The price, which is different from value and is what you see fluctuating day to day, changes because there was a buyer and a seller that transacted at that time. Someone thought the value of Nvidia would increase so they paid price x, and someone sold it at price x because they didn’t have the same view/any other reason. This happens over and over again with different market participants for different reasons at different prices – hence the fluctuations.
The value of stocks and “stuff” depends on how much people want it and how much supply is available. If many people wants the good, the seller can raise the price and people will still want it. If there is many sellers selling the same good, the seller will need to lower the price to stay competitive. This includes tangible goods and intangible goods like stock. This is the very basics of supply and demand.
Currency operates in the same manner. Currency has a value because there are multiple currencies, and the not so obvious point that if you want to trade in a particular country, e.g. US, you need US dollars. So if businesses from foreign countries want to trade with US they need US dollars and that forms a demand. Now the same supply and demand can apply.
In 1890, *Amalgamated Buggy Whips* was a great investment to capitalize on the growing demand for horse drawn transport. You want in on the action and want to own part of that company. Because other people also want that stock, the price will be very high – supply and demand.
You might pay a premium to buy that stock so you could receive dividends from their large sales of whips and whip accessories to horse owners.
But by 1930, the demand for those items has crashes, so you would want to sell, but because nobody else wants to buy, the price is very low – supply and demand.
While there are certainly manipulations and illegal things that happen, the actual prices paid are pretty much supply and demand driven. If there are more shared offered than people want to buy, the price will fall. If there are more buyers than sellers, the price will raise.
Say you bought a piece of land. Then you landscaped it and built a house on it. Now you want to sell the land and the house – would you expect to sell it for more than you purchased it initially?
This is basically the concept. Currency, stocks and stuff change over time because stuff happens. Sometimes deliberately, like improving it by building something on it, sometimes accidentally (say you discovered gold on the land). Value can also go down – say a fire burnt down a house and now only the land remains.
Currencies work at the level of countries, stocks work at the level of companies. But the basic idea is the same.
It’s easier if you don’t think of stocks as “a piece of paper you buy and hope it increases in value” but rather “a percentage of a company”. My buddy Dave has an ice cream truck. His ice cream company needs money so he splits the company into 1000 shares and sells some of them for $10 each. This means his company is valued at $10,000. If I buy a share, I literally own 1/1000 of his company.

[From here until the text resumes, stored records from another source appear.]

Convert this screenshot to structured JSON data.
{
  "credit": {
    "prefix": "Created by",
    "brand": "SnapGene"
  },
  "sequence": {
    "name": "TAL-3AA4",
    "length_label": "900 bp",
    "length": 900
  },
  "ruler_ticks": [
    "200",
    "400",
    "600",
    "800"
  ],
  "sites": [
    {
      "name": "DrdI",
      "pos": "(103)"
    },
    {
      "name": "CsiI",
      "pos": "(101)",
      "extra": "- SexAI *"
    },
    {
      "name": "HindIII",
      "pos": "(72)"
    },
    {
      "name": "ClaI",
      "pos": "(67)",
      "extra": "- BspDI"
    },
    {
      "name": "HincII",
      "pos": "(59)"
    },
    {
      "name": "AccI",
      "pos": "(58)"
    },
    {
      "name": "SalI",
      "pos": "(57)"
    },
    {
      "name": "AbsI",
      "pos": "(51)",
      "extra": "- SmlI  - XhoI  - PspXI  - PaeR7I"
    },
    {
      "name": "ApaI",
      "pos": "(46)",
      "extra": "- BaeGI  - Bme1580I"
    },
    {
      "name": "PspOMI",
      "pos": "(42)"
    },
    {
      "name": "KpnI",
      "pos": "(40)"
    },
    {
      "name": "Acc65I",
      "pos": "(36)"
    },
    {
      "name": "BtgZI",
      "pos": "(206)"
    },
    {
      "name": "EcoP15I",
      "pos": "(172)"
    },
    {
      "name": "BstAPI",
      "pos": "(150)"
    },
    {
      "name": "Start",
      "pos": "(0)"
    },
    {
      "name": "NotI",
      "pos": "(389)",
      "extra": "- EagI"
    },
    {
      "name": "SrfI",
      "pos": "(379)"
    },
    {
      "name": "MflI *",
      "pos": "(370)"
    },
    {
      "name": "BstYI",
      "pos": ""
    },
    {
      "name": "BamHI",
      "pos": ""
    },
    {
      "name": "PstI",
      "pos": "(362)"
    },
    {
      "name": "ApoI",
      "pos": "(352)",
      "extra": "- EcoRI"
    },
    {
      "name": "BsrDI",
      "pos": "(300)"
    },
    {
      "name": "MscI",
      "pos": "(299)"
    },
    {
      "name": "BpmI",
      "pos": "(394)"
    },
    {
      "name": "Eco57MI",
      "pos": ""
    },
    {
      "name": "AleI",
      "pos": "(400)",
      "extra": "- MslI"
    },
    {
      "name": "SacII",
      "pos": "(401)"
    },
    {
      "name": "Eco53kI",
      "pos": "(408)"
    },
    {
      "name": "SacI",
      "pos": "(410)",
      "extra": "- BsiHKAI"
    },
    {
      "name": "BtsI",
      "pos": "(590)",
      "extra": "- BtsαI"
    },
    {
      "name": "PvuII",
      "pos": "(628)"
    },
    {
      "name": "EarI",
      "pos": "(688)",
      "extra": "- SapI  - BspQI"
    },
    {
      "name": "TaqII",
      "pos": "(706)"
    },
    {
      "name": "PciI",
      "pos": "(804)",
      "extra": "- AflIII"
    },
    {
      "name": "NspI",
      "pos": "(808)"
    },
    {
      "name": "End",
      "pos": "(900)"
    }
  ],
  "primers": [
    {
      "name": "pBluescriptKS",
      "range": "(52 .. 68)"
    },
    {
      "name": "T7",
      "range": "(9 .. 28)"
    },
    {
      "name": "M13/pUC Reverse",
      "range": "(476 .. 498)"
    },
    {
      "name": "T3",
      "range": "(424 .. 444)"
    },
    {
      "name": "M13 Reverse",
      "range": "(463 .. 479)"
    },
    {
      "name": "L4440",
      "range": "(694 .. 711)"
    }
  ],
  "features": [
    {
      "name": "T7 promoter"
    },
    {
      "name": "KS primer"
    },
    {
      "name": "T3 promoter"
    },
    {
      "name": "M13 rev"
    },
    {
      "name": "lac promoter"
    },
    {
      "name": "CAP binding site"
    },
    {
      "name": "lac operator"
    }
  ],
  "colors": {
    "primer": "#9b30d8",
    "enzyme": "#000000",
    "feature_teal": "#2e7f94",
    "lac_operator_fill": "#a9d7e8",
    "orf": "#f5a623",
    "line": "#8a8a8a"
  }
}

A few months later, it is a hot summer and the truck is becoming famous. It makes more money. The company is worth more money than before. Say, $20,000. That means my 1/1000th of the company is worth $20.
Now I hear rumors about a proposed new sugar tax. It will make ice cream more expensive. I fear that the ice cream trucks will not make as much profit if that happens, so I try to get rid of my share. Problem is, other people have heard the rumors too, and no one is willing to pay $20. The most I get offered is $15. Suddenly, the ice cream company is only worth $15,000.
That is the point of fluctuations. A share is, by definition, worth what someone is prepared to pay for it right now. When people have less money, they buy fewer stocks. When interests go down, it is easier to borrow money to buy stocks, so more people want to buy stocks. Then stocks get more expensive. At every given moment, there are a lot of different things affecting both the stock market in general and specific stocks in particular.